Comment by porridgeraisin

No. You don't scan the QR with your camera or whatever. You open the app and scan it inside there. And there's no website. Only mobile apps in devices where attestation and full device/SIM binding is possible are allowed. The SIM has to match the one you register with your bank as well. And once you register (which involves 2FA with your bank), the device/app identity is frozen. And then there is a transaction-time secret which is your 6 digit UPI pin. Obviously, just knowing someone's PIN is useless - I know all my close friends PINs. Its just 6 digits after all. Even 4 is allowed. This is checked at the end of the line in the bank's server.

Client only talks to the payment service provider server which checks attestation, And only those few approved PSPs can talk to the NPCI server. And only the NPCI server can talk to banks.

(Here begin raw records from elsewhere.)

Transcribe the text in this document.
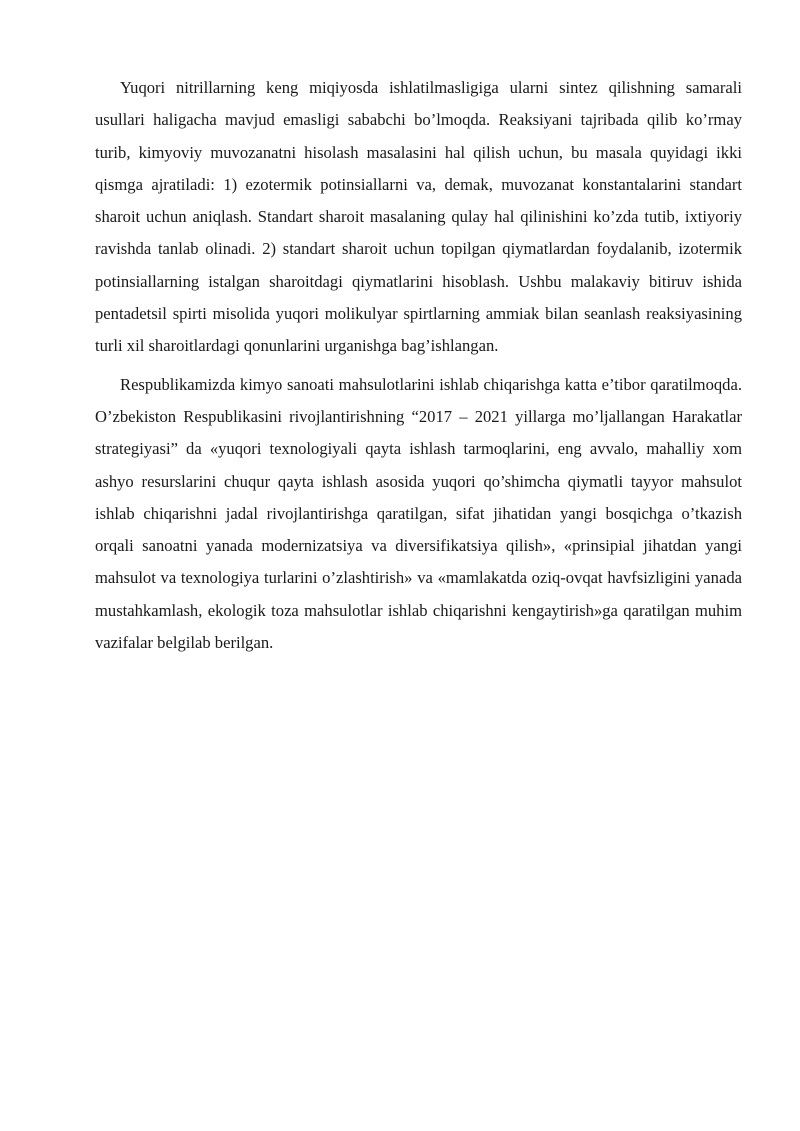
Yuqori nitrillarning keng miqiyosda ishlatilmasligiga ularni sintez qilishning samarali usullari haligacha mavjud emasligi sababchi bo’lmoqda. Reaksiyani tajribada qilib ko’rmay turib, kimyoviy muvozanatni hisolash masalasini hal qilish uchun, bu masala quyidagi ikki qismga ajratiladi: 1) ezotermik potinsiallarni va, demak, muvozanat konstantalarini standart sharoit uchun aniqlash. Standart sharoit masalaning qulay hal qilinishini ko’zda tutib, ixtiyoriy ravishda tanlab olinadi. 2) standart sharoit uchun topilgan qiymatlardan foydalanib, izotermik potinsiallarning istalgan sharoitdagi qiymatlarini hisoblash. Ushbu malakaviy bitiruv ishida pentadetsil spirti misolida yuqori molikulyar spirtlarning ammiak bilan seanlash reaksiyasining turli xil sharoitlardagi qonunlarini urganishga bag’ishlangan.

Respublikamizda kimyo sanoati mahsulotlarini ishlab chiqarishga katta e’tibor qaratilmoqda. O’zbekiston Respublikasini rivojlantirishning “2017 – 2021 yillarga mo’ljallangan Harakatlar strategiyasi” da «yuqori texnologiyali qayta ishlash tarmoqlarini, eng avvalo, mahalliy xom ashyo resurslarini chuqur qayta ishlash asosida yuqori qo’shimcha qiymatli tayyor mahsulot ishlab chiqarishni jadal rivojlantirishga qaratilgan, sifat jihatidan yangi bosqichga o’tkazish orqali sanoatni yanada modernizatsiya va diversifikatsiya qilish», «prinsipial jihatdan yangi mahsulot va texnologiya turlarini o’zlashtirish» va «mamlakatda oziq-ovqat havfsizligini yanada mustahkamlash, ekologik toza mahsulotlar ishlab chiqarishni kengaytirish»ga qaratilgan muhim vazifalar belgilab berilgan.
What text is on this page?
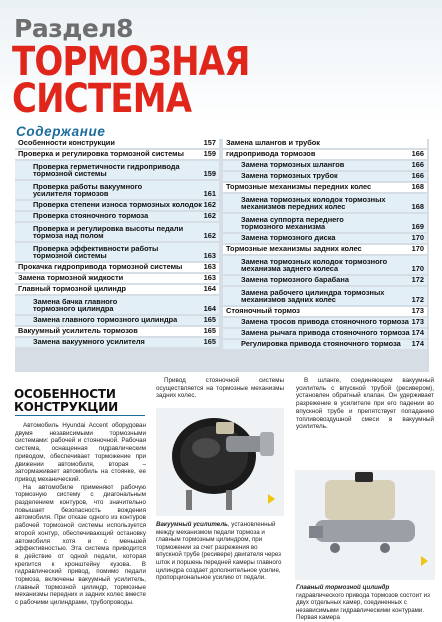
Раздел8
ТОРМОЗНАЯ
СИСТЕМА
Содержание
Особенности конструкции	157
Проверка и регулировка тормозной системы	159
Проверка герметичности гидропривода
тормозной системы	159
Проверка работы вакуумного
усилителя тормозов	161
Проверка степени износа тормозных колодок 162
Проверка стояночного тормоза	162
Проверка и регулировка высоты педали
тормоза над полом	162
Проверка эффективности работы
тормозной системы	163
Прокачка гидропривода тормозной системы	163
Замена тормозной жидкости	163
Главный тормозной цилиндр	164
Замена бачка главного
тормозного цилиндра	164
Замена главного тормозного цилиндра	165
Вакуумный усилитель тормозов	165
Замена вакуумного усилителя	165
Замена шлангов и трубок
гидропривода тормозов	166
Замена тормозных шлангов	166
Замена тормозных трубок	166
Тормозные механизмы передних колес	168
Замена тормозных колодок тормозных
механизмов передних колес	168
Замена суппорта переднего
тормозного механизма	169
Замена тормозного диска	170
Тормозные механизмы задних колес	170
Замена тормозных колодок тормозного
механизма заднего колеса	170
Замена тормозного барабана	172
Замена рабочего цилиндра тормозных
механизмов задних колес	172
Стояночный тормоз	173
Замена тросов привода стояночного тормоза 173
Замена рычага привода стояночного тормоза 174
Регулировка привода стояночного тормоза 174
ОСОБЕННОСТИ
КОНСТРУКЦИИ

Автомобиль Hyundai Accent оборудован двумя независимыми тормозными системами: рабочей и стояночной. Рабочая система, оснащенная гидравлическим приводом, обеспечивает торможение при движении автомобиля, вторая – затормаживает автомобиль на стоянке, ее привод механический.

На автомобиле применяют рабочую тормозную систему с диагональным разделением контуров, что значительно повышает безопасность вождения автомобиля. При отказе одного из контуров рабочей тормозной системы используется второй контур, обеспечивающий остановку автомобиля хотя и с меньшей эффективностью. Эта система приводится в действие от одной педали, которая крепится к кронштейну кузова. В гидравлический привод, помимо педали тормоза, включены вакуумный усилитель, главный тормозной цилиндр, тормозные механизмы передних и задних колес вместе с рабочими цилиндрами, трубопроводы.

Привод стояночной системы осуществляется на тормозные механизмы задних колес.

В шланге, соединяющем вакуумный усилитель с впускной трубой (ресивером), установлен обратный клапан. Он удерживает разрежение в усилителе при его падении во впускной трубе и препятствует попаданию топливовоздушной смеси в вакуумный усилитель.

Вакуумный усилитель, установленный между механизмом педали тормоза и главным тормозным цилиндром, при торможении за счет разрежения во впускной трубе (ресивере) двигателя через шток и поршень передней камеры главного цилиндра создает дополнительное усилие, пропорциональное усилию от педали.
Главный тормозной цилиндр гидравлического привода тормозов состоит из двух отдельных камер, соединенных с независимыми гидравлическими контурами. Первая камера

The core code used by all the PSPs is the same, there is a common SDK that they have to use to be approved. There is a common test suite for the server side as well, that each PSP has to pass for certification.

PSPs like Google pay that aren't banks themselves, are called TPAPs, and they have to first partner with a willing bank. And you get TPAP client -> TPAP server -> partner bank server -> NPCI in the chain above. This is mostly for regulatory reasons.

Client side security though, relies on

1) app when registering sends an SMS to the bank, the bank uses the telecom-network side ID (and not the number in the SMS body), and checks that this number is attached to the bank.

2) play integrity/device attestation

Attaching a SIM to a bank requires in person KYC, so does buying a SIM.

So to break it you need

1) play integrity exploit on the targets phone + getting them to actually install your app and getting your app on the play store Or 2) a SIM swap attack on the target, which involves KYC/biometric forging/in person social engineering at the telecom providers shop.

Even if you SIM swap, the bank will check with the telco if you recently got a new SIM and restrict high value transactions for a while. The telco themselves will have a cooldown period. Some banks you can make you do in person KYC again at the bank's side. My bank requires this when you replace SIMs.

Similarly when you change phones, you get stricter limits for a while. Because the device fingerprint changes (with the SIM being the same).

You can do all that and get... 1000$. And there are per month limits, etc, which you can tweak yourself with your bank.

Of course there is the purely scammer route, where you scam someone into paying you money, authorising it themself. For these things there is usual risk-based stuff. The payee name you as the scammer give the victim has to match the one in your scammer bank account. And merchant payments / individual payments are differentiated, so the user gets visual indication that they are paying a person and not a company. And so on.. here obviously it is defense in depth and not cryptographic defense, since the user is the one authorising.